Ergonomia e projeto no contexto do programa de ergonomia de uma indústria aeronáutica : descontinuidade sem ruptura
Abstract
In the last twenty years, in Brazil, companies have demonstrated interest in developing ergonomic programs to face the health, productivity, working conditions problems. This study, developed in the an ergonomic industrial program context, is oriented towards the identification of faulty areas and possible solutions during the improvement process in
order to assure the solution quality and guarantee the continuity of the program. Beginning with a case study which encompasses the retrospective analysis and validation of three
projects which were considered unsuccessful regarding the expected goals, a reflection about ergonomics and projecting from this program´s standpoint. As all ergonomic intervention should, by principle, perform transformations in the work, these transformations include development of improvement projects. It is only after the identification of determinants of working situations that an action can be triggered. In order
to identify the determinants it is necessary that an ergonomic work analysis is carefully carried out. It is this conscious situation analysis which will provide the ground to project
solutions which will address both health and productivity and will positively change the working situation.

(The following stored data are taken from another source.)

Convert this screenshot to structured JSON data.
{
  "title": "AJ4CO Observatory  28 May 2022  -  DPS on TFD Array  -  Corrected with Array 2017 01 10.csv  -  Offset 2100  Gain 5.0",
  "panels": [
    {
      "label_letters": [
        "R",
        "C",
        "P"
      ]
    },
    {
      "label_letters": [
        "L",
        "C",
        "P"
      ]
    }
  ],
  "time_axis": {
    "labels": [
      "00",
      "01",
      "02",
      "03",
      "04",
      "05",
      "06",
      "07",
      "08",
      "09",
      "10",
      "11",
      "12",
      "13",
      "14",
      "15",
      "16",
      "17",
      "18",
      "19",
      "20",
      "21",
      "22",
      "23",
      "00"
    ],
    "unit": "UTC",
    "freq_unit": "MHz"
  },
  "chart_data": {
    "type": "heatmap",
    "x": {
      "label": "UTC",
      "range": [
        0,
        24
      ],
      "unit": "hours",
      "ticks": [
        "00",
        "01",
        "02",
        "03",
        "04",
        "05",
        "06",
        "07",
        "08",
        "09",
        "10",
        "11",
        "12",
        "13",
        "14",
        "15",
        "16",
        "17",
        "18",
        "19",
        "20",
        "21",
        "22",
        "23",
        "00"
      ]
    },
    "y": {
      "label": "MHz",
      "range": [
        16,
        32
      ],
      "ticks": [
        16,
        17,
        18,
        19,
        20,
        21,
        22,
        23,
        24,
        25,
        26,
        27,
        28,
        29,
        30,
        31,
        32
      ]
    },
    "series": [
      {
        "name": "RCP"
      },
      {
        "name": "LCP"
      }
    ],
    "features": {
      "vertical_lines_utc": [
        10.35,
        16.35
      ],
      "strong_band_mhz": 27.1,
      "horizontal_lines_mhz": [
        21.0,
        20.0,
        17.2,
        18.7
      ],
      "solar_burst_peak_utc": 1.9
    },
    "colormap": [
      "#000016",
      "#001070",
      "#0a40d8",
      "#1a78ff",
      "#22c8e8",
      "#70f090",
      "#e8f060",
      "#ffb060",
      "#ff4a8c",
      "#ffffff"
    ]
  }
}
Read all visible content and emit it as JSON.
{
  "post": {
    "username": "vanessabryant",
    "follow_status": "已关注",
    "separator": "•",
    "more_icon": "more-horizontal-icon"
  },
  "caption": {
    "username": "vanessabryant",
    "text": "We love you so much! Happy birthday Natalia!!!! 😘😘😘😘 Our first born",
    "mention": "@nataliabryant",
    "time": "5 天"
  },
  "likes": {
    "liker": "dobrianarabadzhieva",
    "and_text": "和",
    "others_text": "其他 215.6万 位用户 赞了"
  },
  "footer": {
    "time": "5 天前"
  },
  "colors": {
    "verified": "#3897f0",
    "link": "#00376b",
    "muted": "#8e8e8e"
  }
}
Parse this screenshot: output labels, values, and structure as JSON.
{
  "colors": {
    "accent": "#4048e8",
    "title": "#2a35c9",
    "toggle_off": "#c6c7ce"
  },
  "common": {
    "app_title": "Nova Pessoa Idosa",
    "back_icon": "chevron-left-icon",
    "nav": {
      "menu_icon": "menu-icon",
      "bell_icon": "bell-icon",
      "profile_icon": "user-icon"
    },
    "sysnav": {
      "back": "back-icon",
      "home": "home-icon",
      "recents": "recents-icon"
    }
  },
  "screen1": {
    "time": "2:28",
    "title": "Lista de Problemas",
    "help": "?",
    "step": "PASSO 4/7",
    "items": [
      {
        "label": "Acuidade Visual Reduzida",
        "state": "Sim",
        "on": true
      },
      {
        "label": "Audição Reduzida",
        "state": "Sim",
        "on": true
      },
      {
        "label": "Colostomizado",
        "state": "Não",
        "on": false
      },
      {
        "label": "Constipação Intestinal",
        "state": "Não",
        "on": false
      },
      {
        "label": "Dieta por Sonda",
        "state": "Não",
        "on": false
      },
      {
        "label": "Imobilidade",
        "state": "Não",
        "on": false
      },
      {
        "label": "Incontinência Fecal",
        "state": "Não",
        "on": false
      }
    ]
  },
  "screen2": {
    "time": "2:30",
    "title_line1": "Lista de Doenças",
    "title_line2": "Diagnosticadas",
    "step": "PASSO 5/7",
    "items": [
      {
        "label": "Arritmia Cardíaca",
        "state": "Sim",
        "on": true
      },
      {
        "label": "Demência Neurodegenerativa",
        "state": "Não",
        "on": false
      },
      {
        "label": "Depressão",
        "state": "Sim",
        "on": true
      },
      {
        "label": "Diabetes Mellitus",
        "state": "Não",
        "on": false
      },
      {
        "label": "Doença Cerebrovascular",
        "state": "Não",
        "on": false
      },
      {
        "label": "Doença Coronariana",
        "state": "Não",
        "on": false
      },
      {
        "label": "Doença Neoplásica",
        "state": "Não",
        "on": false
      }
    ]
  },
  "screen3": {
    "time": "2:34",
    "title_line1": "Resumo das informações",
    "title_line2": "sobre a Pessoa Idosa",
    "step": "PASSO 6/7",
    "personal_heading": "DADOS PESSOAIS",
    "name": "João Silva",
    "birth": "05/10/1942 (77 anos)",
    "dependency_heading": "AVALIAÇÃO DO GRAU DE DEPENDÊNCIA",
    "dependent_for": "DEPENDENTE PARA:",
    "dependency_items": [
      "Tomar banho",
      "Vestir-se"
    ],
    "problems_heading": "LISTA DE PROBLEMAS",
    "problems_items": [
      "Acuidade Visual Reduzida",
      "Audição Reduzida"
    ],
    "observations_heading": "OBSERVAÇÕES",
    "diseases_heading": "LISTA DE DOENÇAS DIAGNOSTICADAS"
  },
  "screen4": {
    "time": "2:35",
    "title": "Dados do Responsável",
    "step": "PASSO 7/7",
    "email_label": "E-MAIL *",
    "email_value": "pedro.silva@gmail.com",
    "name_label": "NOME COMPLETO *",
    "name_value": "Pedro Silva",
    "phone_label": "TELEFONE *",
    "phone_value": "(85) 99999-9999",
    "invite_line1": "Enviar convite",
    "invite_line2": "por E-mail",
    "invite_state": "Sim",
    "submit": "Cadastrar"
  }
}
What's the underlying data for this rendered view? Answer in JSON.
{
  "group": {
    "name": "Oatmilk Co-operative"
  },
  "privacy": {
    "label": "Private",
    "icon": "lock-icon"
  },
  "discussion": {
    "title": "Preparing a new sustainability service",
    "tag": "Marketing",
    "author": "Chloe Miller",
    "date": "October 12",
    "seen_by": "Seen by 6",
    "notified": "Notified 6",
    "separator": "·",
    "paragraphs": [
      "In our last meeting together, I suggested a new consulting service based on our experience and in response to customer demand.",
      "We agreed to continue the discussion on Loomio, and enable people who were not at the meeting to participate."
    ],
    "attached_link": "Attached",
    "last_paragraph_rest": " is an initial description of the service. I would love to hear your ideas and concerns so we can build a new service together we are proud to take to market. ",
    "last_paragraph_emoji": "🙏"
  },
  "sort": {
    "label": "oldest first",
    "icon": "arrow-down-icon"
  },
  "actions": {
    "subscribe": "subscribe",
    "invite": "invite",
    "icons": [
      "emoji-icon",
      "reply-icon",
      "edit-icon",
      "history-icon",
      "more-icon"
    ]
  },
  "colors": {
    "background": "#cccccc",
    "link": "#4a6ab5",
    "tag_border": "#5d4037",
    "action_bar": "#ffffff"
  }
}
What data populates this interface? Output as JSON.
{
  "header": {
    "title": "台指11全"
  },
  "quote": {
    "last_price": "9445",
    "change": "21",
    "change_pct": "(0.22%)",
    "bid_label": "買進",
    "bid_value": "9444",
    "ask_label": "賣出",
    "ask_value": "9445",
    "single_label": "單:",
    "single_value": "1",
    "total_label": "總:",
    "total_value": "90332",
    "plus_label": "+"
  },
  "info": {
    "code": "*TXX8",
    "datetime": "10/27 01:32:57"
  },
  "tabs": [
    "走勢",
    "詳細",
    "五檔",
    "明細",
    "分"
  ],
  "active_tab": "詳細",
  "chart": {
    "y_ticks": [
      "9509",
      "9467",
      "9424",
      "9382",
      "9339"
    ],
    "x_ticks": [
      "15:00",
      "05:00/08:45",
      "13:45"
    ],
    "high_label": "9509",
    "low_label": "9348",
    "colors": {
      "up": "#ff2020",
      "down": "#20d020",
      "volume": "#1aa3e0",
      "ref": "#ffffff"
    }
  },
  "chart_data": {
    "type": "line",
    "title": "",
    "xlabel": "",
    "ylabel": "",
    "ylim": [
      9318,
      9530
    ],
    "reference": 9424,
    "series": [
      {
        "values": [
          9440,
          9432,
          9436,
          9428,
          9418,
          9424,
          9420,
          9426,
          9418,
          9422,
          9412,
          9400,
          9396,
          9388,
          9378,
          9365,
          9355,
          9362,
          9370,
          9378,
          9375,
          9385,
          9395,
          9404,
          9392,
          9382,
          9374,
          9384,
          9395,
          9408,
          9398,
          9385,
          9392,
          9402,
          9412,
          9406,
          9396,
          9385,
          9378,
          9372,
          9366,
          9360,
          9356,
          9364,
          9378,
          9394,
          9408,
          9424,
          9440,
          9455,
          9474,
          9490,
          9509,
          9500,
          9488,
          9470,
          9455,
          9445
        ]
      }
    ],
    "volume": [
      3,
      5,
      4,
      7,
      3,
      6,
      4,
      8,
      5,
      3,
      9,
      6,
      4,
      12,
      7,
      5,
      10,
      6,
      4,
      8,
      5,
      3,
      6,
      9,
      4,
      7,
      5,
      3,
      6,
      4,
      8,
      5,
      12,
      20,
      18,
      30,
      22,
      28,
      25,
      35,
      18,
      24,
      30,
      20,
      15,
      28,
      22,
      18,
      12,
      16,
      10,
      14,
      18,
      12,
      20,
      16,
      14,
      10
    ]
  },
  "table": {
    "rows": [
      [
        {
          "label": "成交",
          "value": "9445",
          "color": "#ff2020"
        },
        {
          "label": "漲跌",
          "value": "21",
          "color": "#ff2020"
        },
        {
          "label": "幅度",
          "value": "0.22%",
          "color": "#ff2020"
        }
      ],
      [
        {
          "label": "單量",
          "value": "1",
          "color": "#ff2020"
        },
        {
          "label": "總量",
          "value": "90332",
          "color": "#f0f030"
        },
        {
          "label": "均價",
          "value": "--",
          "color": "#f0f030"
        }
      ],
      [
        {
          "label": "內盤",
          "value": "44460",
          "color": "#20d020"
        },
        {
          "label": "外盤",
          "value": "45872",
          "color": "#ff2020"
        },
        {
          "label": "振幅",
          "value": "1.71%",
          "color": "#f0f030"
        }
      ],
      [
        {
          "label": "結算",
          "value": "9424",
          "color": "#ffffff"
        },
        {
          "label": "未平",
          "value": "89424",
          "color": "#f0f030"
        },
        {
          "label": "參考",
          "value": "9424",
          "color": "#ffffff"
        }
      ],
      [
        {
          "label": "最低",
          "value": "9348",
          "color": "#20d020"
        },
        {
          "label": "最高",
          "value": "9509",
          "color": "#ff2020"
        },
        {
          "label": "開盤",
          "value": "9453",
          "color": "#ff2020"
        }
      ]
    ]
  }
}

The social project construction is presented as a way to reduce the uncertainty as it allows the confrontation of different logics. When the collected data is analyzed, it can be seen that there are still difficulties and project and analysis failures related to disregard the methodology, characterizing the difficulty of breaking the continuity paradigm. The progressive loss of real work comprehension and the worker participation reduction leads to the development of impoverished solutions. Understanding projects as the materialization of concepts that regard the man, the technique and the work employed in the process, it is possible to notice that the way adopted to introduce improvements do not breaks the top-down approach. It is only after reviewing the intervention results that the models can evolve.